End of Week 1 working on Seed Magic and it has gone really great! I fit in a few extra bells and whistles on the game play implementation, without really getting off track. Overall I was really good at tracking time and staying in line with the plan. I outlined everything planned to get work on, broke them up into rough hour (and some half) chunks, and laid them out on a six week timeline.
It has helped to have a visualization of how much time I have, especially seeing the free space to act as a buffer shrink as I add things.
My schedule assumes a 10 hour minimum of work, and adds an extra 4 hour chunk to each week I can use to house some extra. The hope is to squeeze stuff out of that and into the free space, but I have the extra room if necessary.
The second week will have a focus on art and effect work, with just a little time carved out for the first spells. I’m looking forward to sitting down with a lot of solid time dedicated just to pixel art.
What I’d really like to do is think and talk about why this first week went well and how I can make the next five weeks of development go just as smooth. Traditionally, I think I’m technically proficient at the craft of “making video games” but there’s a huge and not-at-all uncommon gap between that and finishing a game, getting it out the door, and exchanging money with people who want to play that game. That all has to change, so the theme of this project is discipline.
First Discipline: Plan how much time will be spent and spend it. I outlined my project and laid it out into six 10 hour weeks, giving each week a 4 hour optional buffer to use. I worked for 12 hours this week, watching my time in a tracker and making sure I was putting in enough each day that it would add up by the end of the week. Keeping an eye on it and having a specific goal kept me on track.
Second Discipline: Don’t do things you didn’t plan to do. Sure, I embellished a little when I added a simple non-animated magic sparkle sprite that flies in a single arc from a match to the enemy when you deal damage, just so you can have an idea what’s going on, but that took like 10 minutes and it really helped, and didn’t go off the rails more than that. There were other tasks I came up with as necessary and simple abandoned when I saw myself get outside the planned goals of the week. Even if it looked approachable, sometimes even if I had already started some code, I just backed out and deleted that work, leaving an item in my backlog, instead of pushing other planned events of the timeline. I stayed focused.

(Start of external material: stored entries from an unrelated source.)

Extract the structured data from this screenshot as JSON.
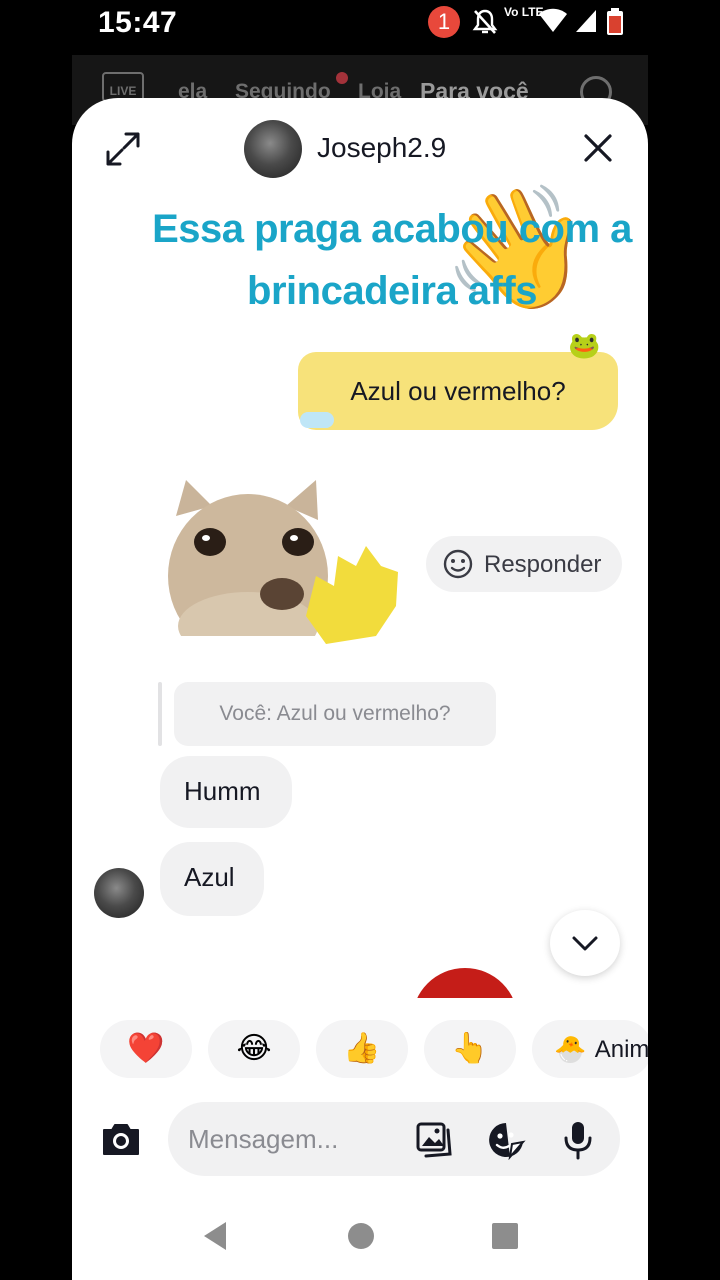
{
  "status_bar": {
    "time": "15:47",
    "notification_count": "1",
    "network_label": "Vo LTE"
  },
  "background_feed": {
    "nav": [
      "LIVE",
      "ela",
      "Seguindo",
      "Loja",
      "Para você"
    ]
  },
  "chat": {
    "contact_name": "Joseph2.9",
    "sticker_text": "Essa praga acabou com a brincadeira affs",
    "my_message": "Azul ou vermelho?",
    "reply_label": "Responder",
    "quoted_message": "Você: Azul ou vermelho?",
    "replies": [
      "Humm",
      "Azul"
    ]
  },
  "reactions": [
    {
      "emoji": "❤️",
      "label": ""
    },
    {
      "emoji": "😂",
      "label": ""
    },
    {
      "emoji": "👍",
      "label": ""
    },
    {
      "emoji": "👆",
      "label": ""
    },
    {
      "emoji": "🐣",
      "label": "Anim"
    }
  ],
  "composer": {
    "placeholder": "Mensagem..."
  },
  "colors": {
    "sticker_text": "#1aa5c8",
    "my_bubble": "#f7e27a",
    "notification_badge": "#e8483b"
  },
  "icons": [
    "expand-icon",
    "close-icon",
    "smiley-icon",
    "chevron-down-icon",
    "camera-icon",
    "gallery-icon",
    "sticker-icon",
    "microphone-icon"
  ]
}
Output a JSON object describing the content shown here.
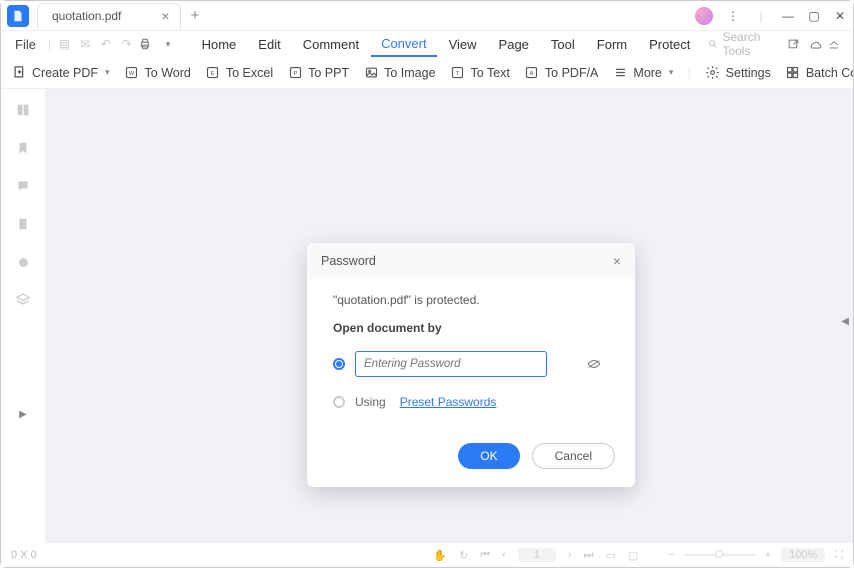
{
  "titlebar": {
    "tab_name": "quotation.pdf"
  },
  "menubar": {
    "file": "File",
    "items": [
      "Home",
      "Edit",
      "Comment",
      "Convert",
      "View",
      "Page",
      "Tool",
      "Form",
      "Protect"
    ],
    "active_index": 3,
    "search_placeholder": "Search Tools"
  },
  "toolbar": {
    "create": "Create PDF",
    "to_word": "To Word",
    "to_excel": "To Excel",
    "to_ppt": "To PPT",
    "to_image": "To Image",
    "to_text": "To Text",
    "to_pdfa": "To PDF/A",
    "more": "More",
    "settings": "Settings",
    "batch": "Batch Conve"
  },
  "dialog": {
    "title": "Password",
    "message": "\"quotation.pdf\" is protected.",
    "subtitle": "Open document by",
    "pw_placeholder": "Entering Password",
    "using": "Using",
    "preset": "Preset Passwords",
    "ok": "OK",
    "cancel": "Cancel"
  },
  "status": {
    "coords": "0 X 0",
    "page": "1",
    "zoom": "100%"
  }
}
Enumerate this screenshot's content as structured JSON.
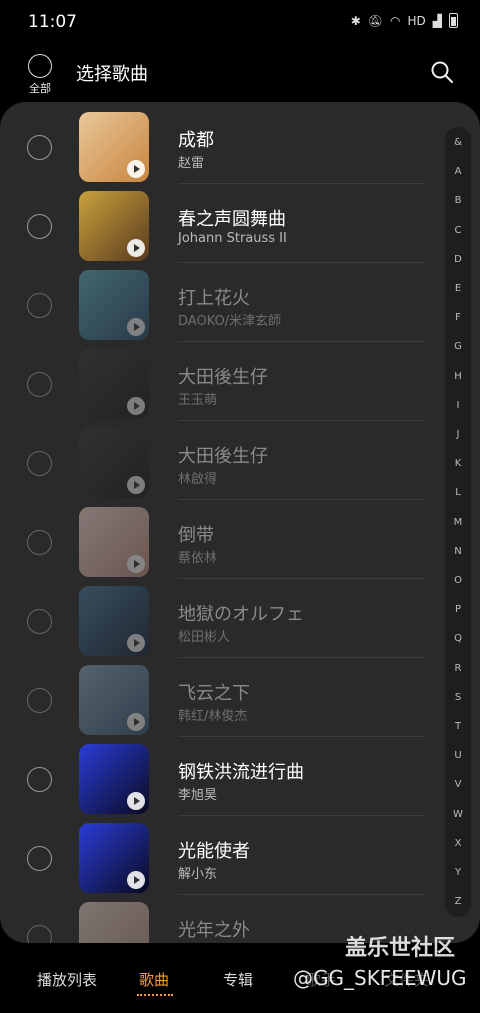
{
  "status_bar": {
    "time": "11:07",
    "icons_text": "HD"
  },
  "header": {
    "select_all_label": "全部",
    "title": "选择歌曲"
  },
  "songs": [
    {
      "title": "成都",
      "artist": "赵雷",
      "dim": false,
      "colors": [
        "#e8c89a",
        "#c9853f"
      ]
    },
    {
      "title": "春之声圆舞曲",
      "artist": "Johann Strauss II",
      "dim": false,
      "colors": [
        "#c9a23c",
        "#5a3a1e"
      ]
    },
    {
      "title": "打上花火",
      "artist": "DAOKO/米津玄師",
      "dim": true,
      "colors": [
        "#5fb3c9",
        "#2a4d6a"
      ]
    },
    {
      "title": "大田後生仔",
      "artist": "王玉萌",
      "dim": true,
      "colors": [
        "#3a3a3a",
        "#1a1a1a"
      ]
    },
    {
      "title": "大田後生仔",
      "artist": "林啟得",
      "dim": true,
      "colors": [
        "#3a3a3a",
        "#1a1a1a"
      ]
    },
    {
      "title": "倒带",
      "artist": "蔡依林",
      "dim": true,
      "colors": [
        "#f3d9d4",
        "#b98a7c"
      ]
    },
    {
      "title": "地獄のオルフェ",
      "artist": "松田彬人",
      "dim": true,
      "colors": [
        "#4a7aa0",
        "#14243a"
      ]
    },
    {
      "title": "飞云之下",
      "artist": "韩红/林俊杰",
      "dim": true,
      "colors": [
        "#8aa8c0",
        "#3a5a78"
      ]
    },
    {
      "title": "钢铁洪流进行曲",
      "artist": "李旭昊",
      "dim": false,
      "colors": [
        "#2a3dd8",
        "#0a0a20"
      ]
    },
    {
      "title": "光能使者",
      "artist": "解小东",
      "dim": false,
      "colors": [
        "#2a3dd8",
        "#0a0a20"
      ]
    },
    {
      "title": "光年之外",
      "artist": "",
      "dim": true,
      "colors": [
        "#e8d0c8",
        "#b09080"
      ]
    }
  ],
  "alpha_index": [
    "&",
    "A",
    "B",
    "C",
    "D",
    "E",
    "F",
    "G",
    "H",
    "I",
    "J",
    "K",
    "L",
    "M",
    "N",
    "O",
    "P",
    "Q",
    "R",
    "S",
    "T",
    "U",
    "V",
    "W",
    "X",
    "Y",
    "Z"
  ],
  "tabs": [
    {
      "label": "播放列表",
      "active": false
    },
    {
      "label": "歌曲",
      "active": true
    },
    {
      "label": "专辑",
      "active": false
    },
    {
      "label": "歌手",
      "active": false
    },
    {
      "label": "文件夹",
      "active": false
    }
  ],
  "watermark": {
    "site": "盖乐世社区",
    "user": "@GG_SKFEEWUG"
  },
  "colors": {
    "accent": "#f29b3a",
    "panel": "#2a2a2a",
    "background": "#000000"
  }
}
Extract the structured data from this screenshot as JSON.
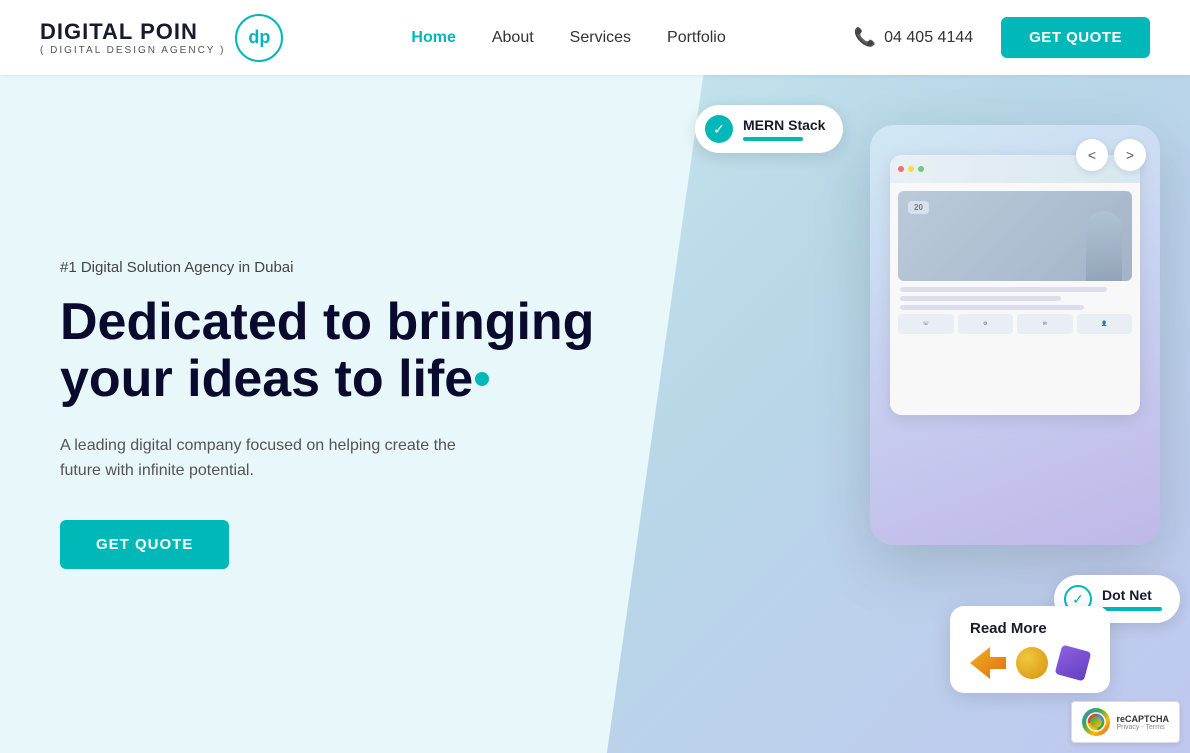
{
  "logo": {
    "title": "DIGITAL POIN",
    "subtitle": "( DIGITAL DESIGN AGENCY )",
    "icon_text": "dp"
  },
  "nav": {
    "home": "Home",
    "about": "About",
    "services": "Services",
    "portfolio": "Portfolio"
  },
  "header": {
    "phone": "04 405 4144",
    "cta": "GET QUOTE"
  },
  "hero": {
    "subtitle": "#1 Digital Solution Agency in Dubai",
    "title_line1": "Dedicated to bringing",
    "title_line2": "your ideas to life",
    "desc": "A leading digital company focused on helping create the future with infinite potential.",
    "cta": "GET QUOTE"
  },
  "badges": {
    "mern": {
      "label": "MERN Stack"
    },
    "dotnet": {
      "label": "Dot Net"
    },
    "read_more": {
      "label": "Read More"
    }
  },
  "mockup": {
    "nav_prev": "<",
    "nav_next": ">"
  },
  "recaptcha": {
    "icon": "rC",
    "brand": "reCAPTCHA",
    "terms": "Privacy - Terms"
  },
  "colors": {
    "teal": "#00b8b8",
    "dark": "#0a0a2e",
    "light_bg": "#e8f7f9"
  }
}
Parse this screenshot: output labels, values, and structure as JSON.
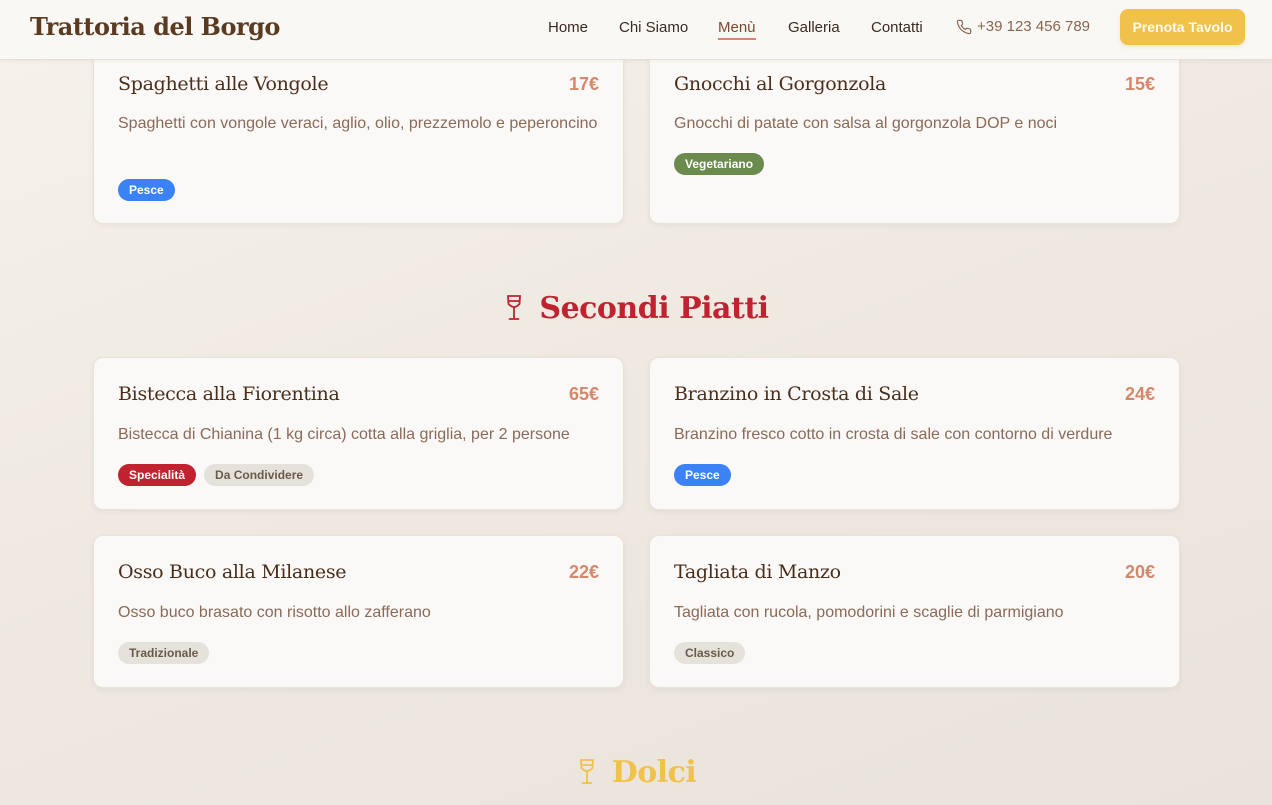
{
  "header": {
    "brand": "Trattoria del Borgo",
    "nav": [
      "Home",
      "Chi Siamo",
      "Menù",
      "Galleria",
      "Contatti"
    ],
    "active_nav": "Menù",
    "phone": "+39 123 456 789",
    "cta": "Prenota Tavolo"
  },
  "colors": {
    "brand_brown": "#5b3a22",
    "accent_red": "#c0232f",
    "accent_gold": "#f0c24a",
    "price": "#d4876a"
  },
  "primi": [
    {
      "title": "Spaghetti alle Vongole",
      "price": "17€",
      "desc": "Spaghetti con vongole veraci, aglio, olio, prezzemolo e peperoncino",
      "tags": [
        "Pesce"
      ]
    },
    {
      "title": "Gnocchi al Gorgonzola",
      "price": "15€",
      "desc": "Gnocchi di patate con salsa al gorgonzola DOP e noci",
      "tags": [
        "Vegetariano"
      ]
    }
  ],
  "secondi": {
    "title": "Secondi Piatti",
    "icon": "wine-glass-icon",
    "items": [
      {
        "title": "Bistecca alla Fiorentina",
        "price": "65€",
        "desc": "Bistecca di Chianina (1 kg circa) cotta alla griglia, per 2 persone",
        "tags": [
          "Specialità",
          "Da Condividere"
        ]
      },
      {
        "title": "Branzino in Crosta di Sale",
        "price": "24€",
        "desc": "Branzino fresco cotto in crosta di sale con contorno di verdure",
        "tags": [
          "Pesce"
        ]
      },
      {
        "title": "Osso Buco alla Milanese",
        "price": "22€",
        "desc": "Osso buco brasato con risotto allo zafferano",
        "tags": [
          "Tradizionale"
        ]
      },
      {
        "title": "Tagliata di Manzo",
        "price": "20€",
        "desc": "Tagliata con rucola, pomodorini e scaglie di parmigiano",
        "tags": [
          "Classico"
        ]
      }
    ]
  },
  "dolci": {
    "title": "Dolci",
    "icon": "wine-glass-icon"
  }
}
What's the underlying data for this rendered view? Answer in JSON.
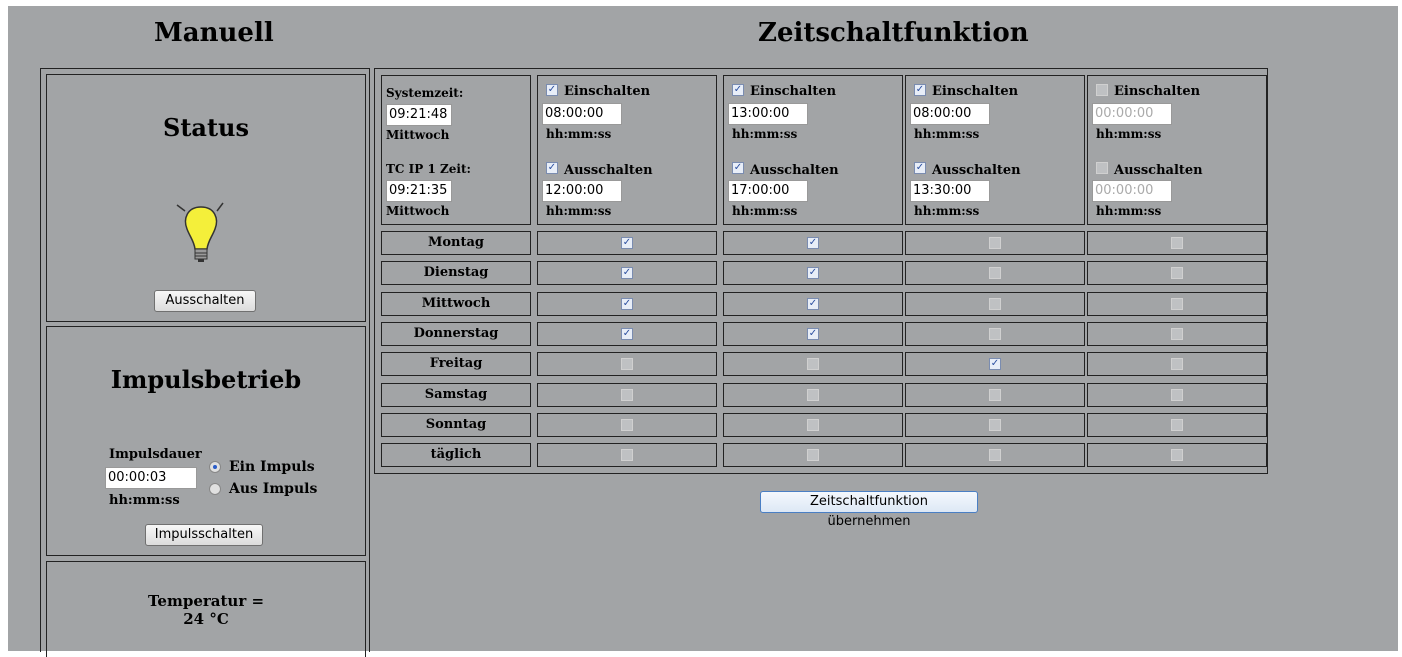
{
  "headings": {
    "manual": "Manuell",
    "timer": "Zeitschaltfunktion"
  },
  "status": {
    "title": "Status",
    "button": "Ausschalten"
  },
  "impulse": {
    "title": "Impulsbetrieb",
    "duration_label": "Impulsdauer",
    "duration_value": "00:00:03",
    "format": "hh:mm:ss",
    "option_on": "Ein Impuls",
    "option_off": "Aus Impuls",
    "button": "Impulsschalten"
  },
  "temperature": {
    "label": "Temperatur =",
    "value": "24 °C"
  },
  "system": {
    "time_label": "Systemzeit:",
    "time_value": "09:21:48",
    "day": "Mittwoch",
    "tc_label": "TC IP 1 Zeit:",
    "tc_value": "09:21:35",
    "tc_day": "Mittwoch"
  },
  "schedule_labels": {
    "on": "Einschalten",
    "off": "Ausschalten",
    "format": "hh:mm:ss"
  },
  "schedules": [
    {
      "on_checked": true,
      "on_time": "08:00:00",
      "off_checked": true,
      "off_time": "12:00:00",
      "enabled": true
    },
    {
      "on_checked": true,
      "on_time": "13:00:00",
      "off_checked": true,
      "off_time": "17:00:00",
      "enabled": true
    },
    {
      "on_checked": true,
      "on_time": "08:00:00",
      "off_checked": true,
      "off_time": "13:30:00",
      "enabled": true
    },
    {
      "on_checked": false,
      "on_time": "00:00:00",
      "off_checked": false,
      "off_time": "00:00:00",
      "enabled": false
    }
  ],
  "days": [
    "Montag",
    "Dienstag",
    "Mittwoch",
    "Donnerstag",
    "Freitag",
    "Samstag",
    "Sonntag",
    "täglich"
  ],
  "day_matrix": [
    [
      true,
      true,
      false,
      false
    ],
    [
      true,
      true,
      false,
      false
    ],
    [
      true,
      true,
      false,
      false
    ],
    [
      true,
      true,
      false,
      false
    ],
    [
      false,
      false,
      true,
      false
    ],
    [
      false,
      false,
      false,
      false
    ],
    [
      false,
      false,
      false,
      false
    ],
    [
      false,
      false,
      false,
      false
    ]
  ],
  "apply_button": "Zeitschaltfunktion übernehmen"
}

Third Discipline: Moderate the completion of planned tasks. When I have a task on my todo list that says “Code Enemy Attacks” there’s a pretty wide range of how I can interpret that, and I have an estimate for an hour to do that in. What that means is the interpretation of “Code Enemy Attacks” is exactly what can fit in 60 minutes, because I keep myself in a position where I can stop when I hit that time and call the current state “done”. In this case, I implemented the damage first as numbers internally, then a health bar, then a little animation of the attack, etc. Each of these little steps was complete on its own, so at any point when the time ran out, I could ship that. By working in small iterations I can be sure I’m always ready to be done with something, because I make sure to never have a lot of work put into something not in a state that’s complete to some definition.
There’s a lot that can happen in the next five weeks. I definitely think I had a great week I’m really proud of, but I’m not naïve and I know I’ve had those kind of starts on other projects. The difference, I hope, is that those good starts were the outcome of hasty enthusiasm, where this time I’m working more with persistent dedication. Time will tell, of course, but for now I can guess that I’m going to do good.